Chapter 23 (part 2)

13.5K 1.5K 102
                                    

Rumah mahal ini bahkan tidak ingin kulihat isinya, biasanya aku sangat tertarik dengan home decor namun aku seperti kehilangan minatku bila memasuki rumah dipta

“sayang kamu udah pulang?” tanya seorang perempun—cantik, yang keluar dari arah dapur. Perempuan yang tampak muda dan anggun ini mirip sekali artis ibu kota auranya begitu mengintimidasi kecantikannya menguar menari-nari, siapa dia?

Oh.my.god pacarnya dokter dipta bukan sih?!!!

“kapan datang?” dipta bukannya menjawab malah kembali bertanya, perempuan tadi mencium kedua belah pipi dokter dipta dan terkahir dipta yang memeluk perempuan itu begitu sayang

Double shit! poor my innocence ~

Untung aja gue tahu diri kan!

“baru saja, kamu udah makan sayang?” perempuan tadi melirikku seakan baru sadar ada seonggok buntelan debu yang mengambang tak kasat mata

Seketika perempuan itu membulatkan matanya dan mulutnya yang menganga lebar ia tutup dengan kedua tangannya, melirikku kemudian melirik dipta yang sedang sibuk mencari-cari sesuatu didalam kulkas

Aku yang ditatap layaknya orang gila yang salah masuk merasa kikuk, kenapa perempuan ini? Astaga jangan-jangan dia mikir aku cewek apalah-apalah

“emh.. siapa?” tanyanya melirik dipta kemudian melirikku lagi, wajahnya jangan ditanya, dia melihatku seperti wanita pelakor yang siap ditaburi uang recehan

Tak ingin terulang kembali kesalahpahaman yang berbatas spekulasi, dipta yang sudah menutup kulkas megeluarkan 2 botol minuman dingin ditangannya sudah membuka mulutnya bersiap menjawab pertanyaan dari perempuan tadi yang cepat-cepat aku sela

“selamat sore mbak, saya ramania. Itu saya bidan di rumah sakit dokter dipta, bukan siapa-siapa mbak, bawahan dokter dipta, suka gak sengaja disuruh membantu sedikit keperluan dokter dipta” ku garuk sekali lagi keningku yang tidak gatal, melihat kearah dipta dan perempuan cantik didepanku secara bergantian

Lah kenapa pasangan ini? Ko pada diem

“mbak?” dipta melirikku kemudian ke perempuan tadi yang sama mimik mukanya menunjukan keheran diambang batas, dipta menyimpan botol air dingin di meja dihadapanku, meghampiriku kemudian jarinya terayun kehadapan mukaku dan menjentikannya dikeningku rasanya? Wow masih sama rasanya! dipta melirikku sebentar, mengusap kepalaku dan berlalu sambil tersenyum lucu.

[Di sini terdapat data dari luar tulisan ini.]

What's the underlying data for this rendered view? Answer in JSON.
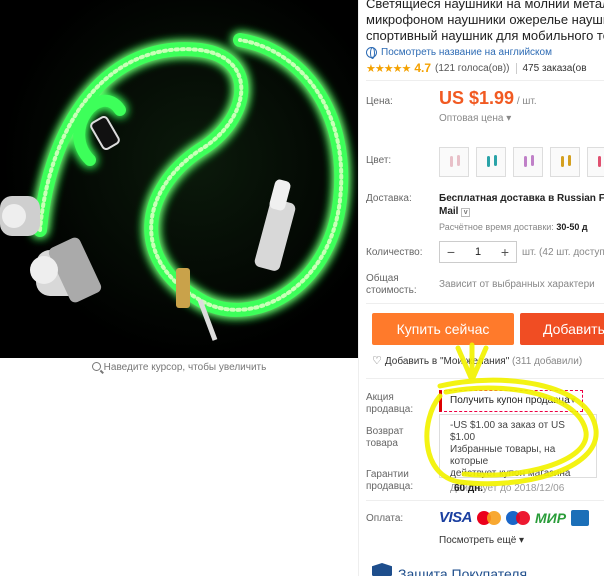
{
  "product": {
    "title_lines": [
      "Светящиеся наушники на молнии металл",
      "микрофоном наушники ожерелье наушн",
      "спортивный наушник для мобильного те"
    ],
    "translate_link": "Посмотреть название на английском",
    "rating": "4.7",
    "votes": "(121 голоса(ов))",
    "orders": "475 заказа(ов",
    "zoom_hint": "Наведите курсор, чтобы увеличить"
  },
  "price": {
    "label": "Цена:",
    "value": "US $1.99",
    "unit": "/ шт.",
    "wholesale": "Оптовая цена"
  },
  "color": {
    "label": "Цвет:",
    "swatches": [
      "#e8c0c8",
      "#2aa3a8",
      "#c080c8",
      "#d4a020",
      "#e05070"
    ]
  },
  "shipping": {
    "label": "Доставка:",
    "method": "Бесплатная доставка в Russian Fe",
    "method_line2": "Mail",
    "time_label": "Расчётное время доставки:",
    "time_value": "30-50 д"
  },
  "quantity": {
    "label": "Количество:",
    "minus": "−",
    "value": "1",
    "plus": "+",
    "note": "шт. (42 шт. доступ"
  },
  "total": {
    "label_line1": "Общая",
    "label_line2": "стоимость:",
    "value": "Зависит от выбранных характери"
  },
  "buttons": {
    "buy": "Купить сейчас",
    "cart": "Добавить"
  },
  "wishlist": {
    "label": "Добавить в \"Мои желания\"",
    "count": "(311 добавили)"
  },
  "seller_promo": {
    "label_line1": "Акция",
    "label_line2": "продавца:",
    "select_text": "Получить купон продавца",
    "coupon_line1": "-US $1.00 за заказ от US $1.00",
    "coupon_line2": "Избранные товары, на которые",
    "coupon_line3": "действует купон магазина",
    "valid": "Действует до 2018/12/06"
  },
  "returns": {
    "label_line1": "Возврат",
    "label_line2": "товара"
  },
  "guarantee": {
    "label_line1": "Гарантии",
    "label_line2": "продавца:",
    "value": "60 дн."
  },
  "payment": {
    "label": "Оплата:",
    "visa": "VISA",
    "mir": "МИР",
    "see_all": "Посмотреть ещё"
  },
  "protection": {
    "title": "Защита Покупателя"
  },
  "colors": {
    "accent_orange": "#ff7a2b",
    "accent_red": "#f04d23",
    "price": "#f15a22",
    "link": "#2d6bb4",
    "highlight": "#f2f200"
  }
}
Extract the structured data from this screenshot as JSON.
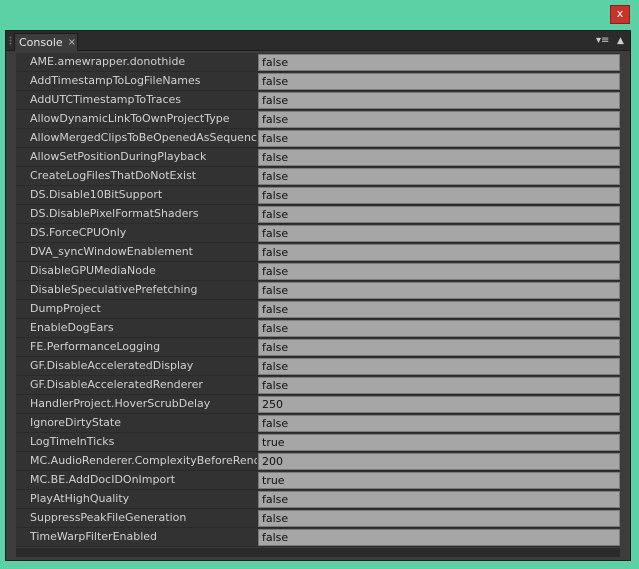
{
  "window": {
    "close_label": "x"
  },
  "panel": {
    "tab_label": "Console",
    "tab_close": "×",
    "menu_icon": "▾≡",
    "scroll_icon": "▲"
  },
  "settings": [
    {
      "name": "AME.amewrapper.donothide",
      "value": "false"
    },
    {
      "name": "AddTimestampToLogFileNames",
      "value": "false"
    },
    {
      "name": "AddUTCTimestampToTraces",
      "value": "false"
    },
    {
      "name": "AllowDynamicLinkToOwnProjectType",
      "value": "false"
    },
    {
      "name": "AllowMergedClipsToBeOpenedAsSequences",
      "value": "false"
    },
    {
      "name": "AllowSetPositionDuringPlayback",
      "value": "false"
    },
    {
      "name": "CreateLogFilesThatDoNotExist",
      "value": "false"
    },
    {
      "name": "DS.Disable10BitSupport",
      "value": "false"
    },
    {
      "name": "DS.DisablePixelFormatShaders",
      "value": "false"
    },
    {
      "name": "DS.ForceCPUOnly",
      "value": "false"
    },
    {
      "name": "DVA_syncWindowEnablement",
      "value": "false"
    },
    {
      "name": "DisableGPUMediaNode",
      "value": "false"
    },
    {
      "name": "DisableSpeculativePrefetching",
      "value": "false"
    },
    {
      "name": "DumpProject",
      "value": "false"
    },
    {
      "name": "EnableDogEars",
      "value": "false"
    },
    {
      "name": "FE.PerformanceLogging",
      "value": "false"
    },
    {
      "name": "GF.DisableAcceleratedDisplay",
      "value": "false"
    },
    {
      "name": "GF.DisableAcceleratedRenderer",
      "value": "false"
    },
    {
      "name": "HandlerProject.HoverScrubDelay",
      "value": "250"
    },
    {
      "name": "IgnoreDirtyState",
      "value": "false"
    },
    {
      "name": "LogTimeInTicks",
      "value": "true"
    },
    {
      "name": "MC.AudioRenderer.ComplexityBeforeRender",
      "value": "200"
    },
    {
      "name": "MC.BE.AddDocIDOnImport",
      "value": "true"
    },
    {
      "name": "PlayAtHighQuality",
      "value": "false"
    },
    {
      "name": "SuppressPeakFileGeneration",
      "value": "false"
    },
    {
      "name": "TimeWarpFilterEnabled",
      "value": "false"
    }
  ]
}
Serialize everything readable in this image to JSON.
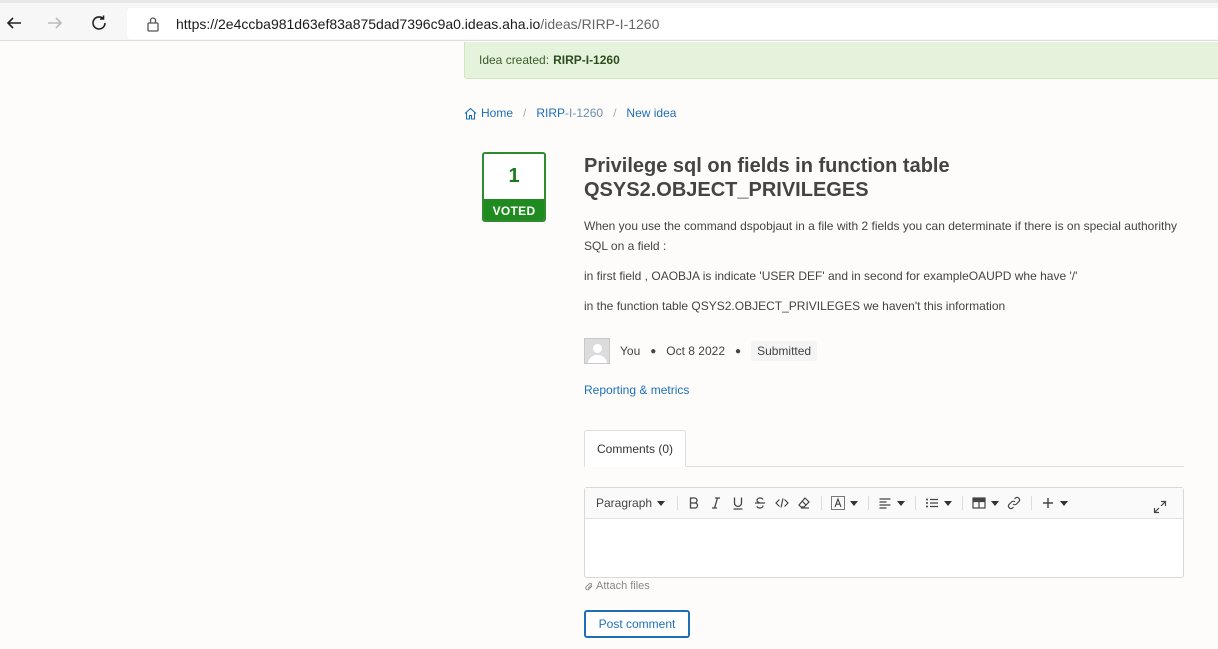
{
  "browser": {
    "url_host": "https://2e4ccba981d63ef83a875dad7396c9a0.ideas.aha.io",
    "url_path": "/ideas/RIRP-I-1260"
  },
  "flash": {
    "prefix": "Idea created:",
    "ref": "RIRP-I-1260"
  },
  "breadcrumb": {
    "home": "Home",
    "ref_prefix": "RIRP",
    "ref_suffix": "-I-1260",
    "current": "New idea"
  },
  "vote": {
    "count": "1",
    "label": "VOTED"
  },
  "idea": {
    "title": "Privilege sql on fields in function table QSYS2.OBJECT_PRIVILEGES",
    "paragraphs": [
      "When you use the command dspobjaut in a file with 2 fields you can determinate if there is on special authorithy SQL on a field :",
      "in first field , OAOBJA is indicate 'USER DEF' and in second for exampleOAUPD whe have '/'",
      "in the function table QSYS2.OBJECT_PRIVILEGES we haven't this information"
    ],
    "author": "You",
    "date": "Oct 8 2022",
    "status": "Submitted"
  },
  "links": {
    "reporting": "Reporting & metrics"
  },
  "comments": {
    "tab_label": "Comments (0)",
    "paragraph_label": "Paragraph",
    "attach_label": "Attach files",
    "post_label": "Post comment"
  }
}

Kulirik langsung perempuan tadi yang masih memandangku dengan membulatkan matanya

Mampus! Ini aku sedang tidak dalam acara settingan dokter dipta kan? Yang minta dijauhkan dari perempuan, Yang judulnya bisa ‘kekasih bayaran’ ‘pacar pura-pura’ yang akhirnya aku disiram air, kutatap nanar botol yang ada dihadapanku yang sudah disiapkan dipta

Dan kenapa dipta selalu meninggalkan aku disini sendiri? si cicak buntung itu tak kasihankah melihatku seperti layangan yang terbang tanpa arah ini, kulirik kembali perempuan tadi yang masih menatapku kemudian duduk di kursi meja makan

“saya semuda itu ya?” tanyanya pelan seakan pertanyaannya ditunjukan kedirinya sendiri sambil tersenyum lucu seperti dipta

“ramania bukan? Duduk sini” Eh ko tahu?

Aku kembali menatap botol minuman dihadapanku, jadi kira-kira ketika botol ini beralih tangan ke perempuan ini apakah aku harus mengindar atau membiarkannya?
Aku harus menutup mata didetik keberapa supaya air dari botolnya tidak merusak mataku yang indah? Jarak dari wanita muda yang dihalangi meja berkisar satu meter, air yang ditampung 600 ml ditambah sentakan amarah yang anggun mungkin dengan kecepatan aliran 0,25 ml perdetik bisa jadi sampai muka ku didetik ke 3. Oke!